Esta profunda contemplación, fomentada precisamente por la absoluta unicidad de la Sagrada Familia, preservó así a san José “del peligro de esa ‘disociación’ que provocan en nosotros las ocupaciones y los cuidados de la vida”, como observó el padre Tarcisio Stramare. Al mantener su mente y su corazón siempre orientados hacia Dios y su voluntad, incluso en su trabajo diario, el esposo de María muestra que no hay tensión entre la vida contemplativa y la activa si ambas tienen el amor como principio y fin. Recordando la distinción de san Agustín entre caritas veritatis y necessitas caritatis, el Papa Wojtyla explicó que “José ha experimentado tanto el amor a la verdad, esto es, el puro amor de contemplación de la Verdad divina que irradiaba de la humanidad de Cristo, como la exigencia del amor, esto es, el amor igualmente puro del servicio, requerido por la tutela y por el desarrollo de aquella misma humanidad” (RC, 27).

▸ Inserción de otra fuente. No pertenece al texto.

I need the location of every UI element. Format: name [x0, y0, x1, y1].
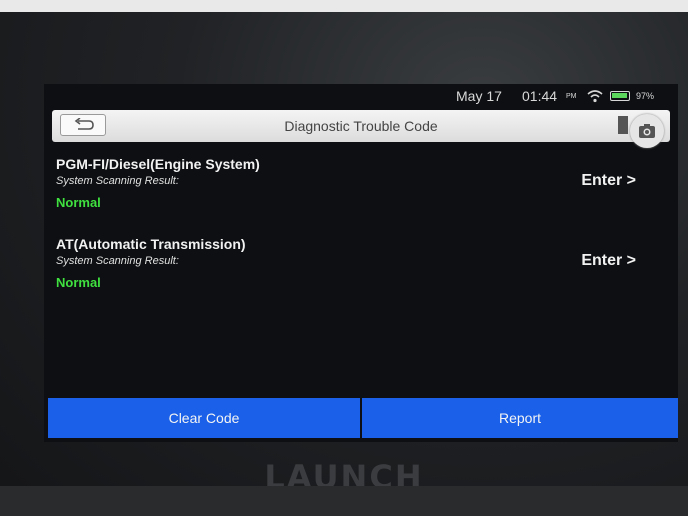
system-name: PGM-FI/Diesel(Engine System): [56, 156, 260, 172]
camera-icon[interactable]: [630, 114, 664, 148]
system-status: Normal: [56, 275, 101, 290]
battery-percent: 97%: [636, 91, 655, 101]
top-bezel: [0, 0, 688, 12]
app-screen: May 17 01:44 PM 97% Diagnostic Trouble C…: [44, 84, 678, 442]
status-date: May 17: [456, 88, 502, 104]
status-bar: May 17 01:44 PM 97%: [44, 84, 678, 108]
system-result-label: System Scanning Result:: [56, 255, 179, 267]
report-button[interactable]: Report: [362, 398, 678, 438]
system-item-transmission: AT(Automatic Transmission) System Scanni…: [56, 236, 666, 308]
action-bar: Clear Code Report: [48, 398, 678, 438]
battery-level-fill: [612, 93, 627, 98]
clear-code-button[interactable]: Clear Code: [48, 398, 360, 438]
enter-button-engine[interactable]: Enter >: [581, 172, 636, 190]
battery-icon: [610, 91, 630, 101]
system-item-engine: PGM-FI/Diesel(Engine System) System Scan…: [56, 156, 666, 228]
system-status: Normal: [56, 195, 101, 210]
wifi-icon: [587, 89, 603, 103]
document-icon[interactable]: [618, 116, 628, 134]
status-time: 01:44: [522, 88, 558, 104]
bottom-bezel: [0, 486, 688, 516]
title-bar: Diagnostic Trouble Code: [52, 110, 670, 142]
system-name: AT(Automatic Transmission): [56, 236, 246, 252]
system-result-label: System Scanning Result:: [56, 175, 179, 187]
enter-button-transmission[interactable]: Enter >: [581, 252, 636, 270]
page-title: Diagnostic Trouble Code: [284, 118, 438, 134]
tablet-device: May 17 01:44 PM 97% Diagnostic Trouble C…: [0, 0, 688, 516]
status-ampm: PM: [566, 93, 577, 100]
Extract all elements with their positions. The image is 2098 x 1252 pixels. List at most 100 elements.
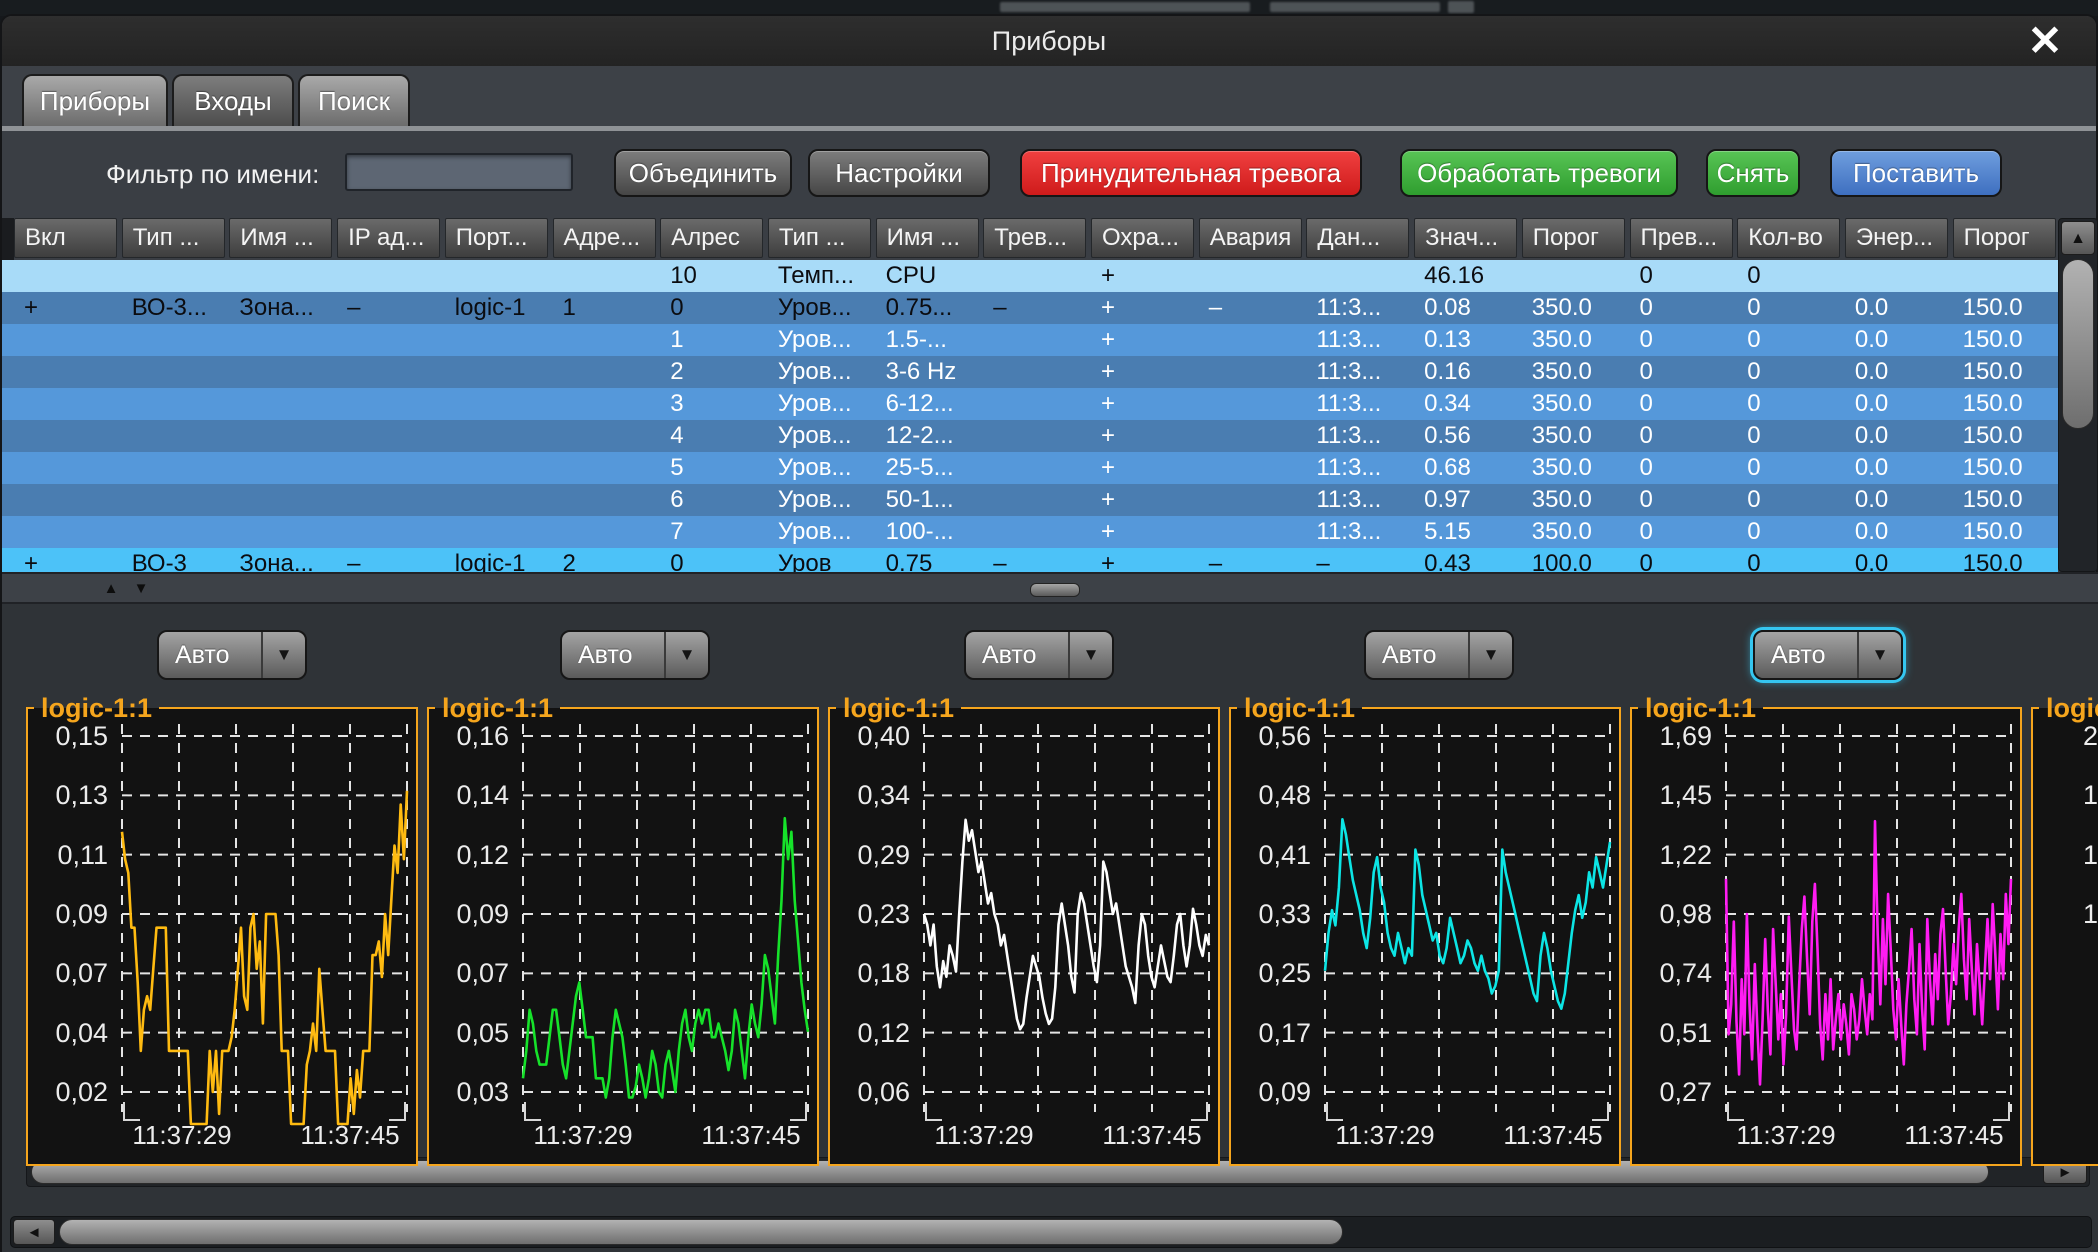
table-cell: 0.13 bbox=[1414, 324, 1517, 356]
tab-Поиск[interactable]: Поиск bbox=[298, 74, 410, 126]
table-cell bbox=[14, 324, 117, 356]
chevron-down-icon: ▼ bbox=[1857, 632, 1901, 678]
force-alarm-button[interactable]: Принудительная тревога bbox=[1020, 149, 1362, 197]
column-header[interactable]: Авария bbox=[1199, 218, 1302, 258]
chart-title: logic-1:1 bbox=[34, 694, 159, 722]
chart-plot-box: 2118151296311:37:2911:37:45 bbox=[2031, 708, 2098, 1166]
vertical-scroll-thumb[interactable] bbox=[2062, 259, 2094, 429]
devices-dialog: Приборы ✕ ПриборыВходыПоиск Фильтр по им… bbox=[0, 14, 2098, 1252]
splitter-down-icon[interactable]: ▼ bbox=[128, 580, 154, 598]
x-axis-tick-label: 11:37:29 bbox=[533, 1120, 632, 1150]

Recordemos que esa humanidad, unida a la naturaleza divina, había sido preparada en el silencio de Nazaret (y en los demás lugares, desde Belén hasta Egipto, donde había vivido la Sagrada Familia), durante 30 largos años, en vista del inicio de la actividad pública de Jesús que culminaría con su Pasión, Muerte y Resurrección. Si la Redención alcanzó su punto culminante en el Calvario, no hay que olvidar que todas las acciones de la vida oculta de Jesús, como enseña el Catecismo, ya eran salvíficas. Y estas acciones tuvieron lugar precisamente bajo la guía paternal de José, a quien se le reveló de manera suprema el conocimiento de aquellos misterios que Dios daría a conocer más tarde a los discípulos (cf. Mt 13,10-17). Como escribió san Bernardo: “El Señor encontró a José según su corazón y le confió con toda certeza el secreto más misterioso y sagrado de su corazón. A él le reveló las oscuridades y los secretos de su sabiduría, concediéndole conocer el misterio desconocido por todos los príncipes de este mundo”.

Para conocer a Dios, fin de la contemplación, entonces dejémonos guiar por san José. Él conoce ciertamente el Camino.